Celle-ci n’est en effet pas étrangère à la recherche d’une plus grande efficacité de l’action publique et d’une meilleure gouvernance, mais ces deux objectifs sont en quelque sorte transposés et retaillés selon la spécificité de ses missions régaliennes. Les indicateurs de l’efficacité juridictionnelle, notamment les délais de jugement et l’ancienneté des « stocks » d’affaires pendantes, permettent de mesurer la pleine effectivité des garanties procédurales qui n’ont cessé de se renforcer sous l’influence des droits européens et grâce aux réformes entreprises, en particulier en matière de référés. Mais, comme y insiste l’auteur, la question de l’efficacité de la justice administrative ne se limite pas aux opérations de gestion juridictionnelle ; elle intéresse aussi sa fonction jurisprudentielle. Le juge administratif intègre en effet dans le paramétrage de son office les exigences contemporaines de sécurité juridique.

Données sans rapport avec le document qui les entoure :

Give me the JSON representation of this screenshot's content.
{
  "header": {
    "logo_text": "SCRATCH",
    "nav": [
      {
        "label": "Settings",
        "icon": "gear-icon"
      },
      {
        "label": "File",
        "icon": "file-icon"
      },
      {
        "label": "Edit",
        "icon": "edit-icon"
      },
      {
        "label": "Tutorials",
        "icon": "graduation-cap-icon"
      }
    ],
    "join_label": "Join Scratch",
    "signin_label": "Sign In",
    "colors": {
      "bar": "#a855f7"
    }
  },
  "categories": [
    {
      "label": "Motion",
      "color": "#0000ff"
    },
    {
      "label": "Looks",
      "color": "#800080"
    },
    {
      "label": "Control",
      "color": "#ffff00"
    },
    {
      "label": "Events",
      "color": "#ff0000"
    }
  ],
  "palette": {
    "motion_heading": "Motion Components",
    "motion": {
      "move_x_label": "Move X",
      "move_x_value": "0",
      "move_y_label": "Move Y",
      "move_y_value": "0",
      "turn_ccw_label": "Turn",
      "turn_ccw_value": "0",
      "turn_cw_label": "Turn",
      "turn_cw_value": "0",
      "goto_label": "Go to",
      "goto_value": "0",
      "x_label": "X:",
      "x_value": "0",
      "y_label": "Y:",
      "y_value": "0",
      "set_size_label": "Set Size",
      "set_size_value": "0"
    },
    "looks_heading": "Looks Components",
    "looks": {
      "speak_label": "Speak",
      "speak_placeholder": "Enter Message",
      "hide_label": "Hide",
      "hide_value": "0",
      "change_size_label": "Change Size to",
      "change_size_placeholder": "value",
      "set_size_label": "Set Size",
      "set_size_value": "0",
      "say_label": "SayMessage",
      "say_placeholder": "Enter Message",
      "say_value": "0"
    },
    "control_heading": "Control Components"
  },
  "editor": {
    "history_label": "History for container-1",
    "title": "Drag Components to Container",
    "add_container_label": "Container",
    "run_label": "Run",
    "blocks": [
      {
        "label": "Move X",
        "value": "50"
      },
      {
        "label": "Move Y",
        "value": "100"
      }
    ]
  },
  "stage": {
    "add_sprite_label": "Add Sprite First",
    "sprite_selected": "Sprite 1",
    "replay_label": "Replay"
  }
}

Qu’il module les effets rétroactifs de décisions administratives ou de justice, qu’il évalue la nécessité de mesures transitoires en cas de changement de réglementation ou encore qu’il protège les contrats administratifs en cours d’exécution et les espérances légitimes des contribuables et des acteurs économiques, le juge administratif assume pleinement son rôle de stabilisateur et de garant du cadre normatif, sans renoncer à la particularité de ses missions. En ce sens, l’impératif d’efficacité constitue pour la juridiction administrative « l’espace privilégié d’affirmation (…) d’une légitimité renouvelée »[15].

La table ronde d’aujourd’hui s’efforcera de rendre compte de la finesse et du foisonnement de ces analyses. Je remercie chaleureusement Mme Pascale Gonod, professeure à l’Université Paris 1 Panthéon-Sorbonne, et M. Mattias Guyomar, conseiller d’État, secrétaire général de l'Institut français de sciences administratives, pour l’organisation de cette manifestation. Nous sommes heureux d’accueillir et d’entendre, outre l’auteur lui-même et les organisateurs, M. Patrice Duran, professeur à l'Ecole normale supérieure de Cachan, M. Yves Jégouzo, professeur émérite à l’Université Paris 1 Panthéon-Sorbonne et Mme Christine Mauguë, conseillère d’État.

 

[1]Texte écrit en collaboration avec Stéphane Eustache, conseiller de tribunal administratif et de cour administrative d’appel, chargé de mission auprès du vice-président du Conseil d’État.

[2]J. Caillosse, L’État du droit administratif, éd. LGDJ, 2015.

[3] J. Caillosse, La constitution imaginaire de l’administration. Recherches sur la politique du droit administratif, éd. PUF, 2008.

[4]J. Caillosse, Les mises en scène juridique de la décentralisation. Sur la question du territoire en droit public français, éd. LGDJ, 2009.

[5]J. Caillosse, L’État du droit administratif, éd. LGDJ, 2015, p. 15.

[6]P. Legendre, Trésor historique de l’État en France. L’administration classique, éd. Fayard, 1991, p.45.

[7]J. Caillosse, L’État du droit administratif, éd. LGDJ, 2015, p. 36.

[8]J. Caillosse, L’État du droit administratif, éd. LGDJ, 2015, p. 38.

[9]J. Caillosse, L’État du droit administratif, éd. LGDJ, 2015, p. 297.

[10]J. Caillosse, L’État du droit administratif, éd. LGDJ, 2015, p. 30.

[11]J. Caillosse, L’État du droit administratif, éd. LGDJ, 2015, p. 22.

[12]J. Caillosse, L’État du droit administratif, éd. LGDJ, 2015, p. 41.

[13]J. Caillosse, L’État du droit administratif, éd. LGDJ, 2015, p. 53.

[14]J. Caillosse, L’État du droit administratif, éd. LGDJ, 2015, p. 48.

[15]J. Caillosse, L’État du droit administratif, éd. LGDJ, 2015, p. 231.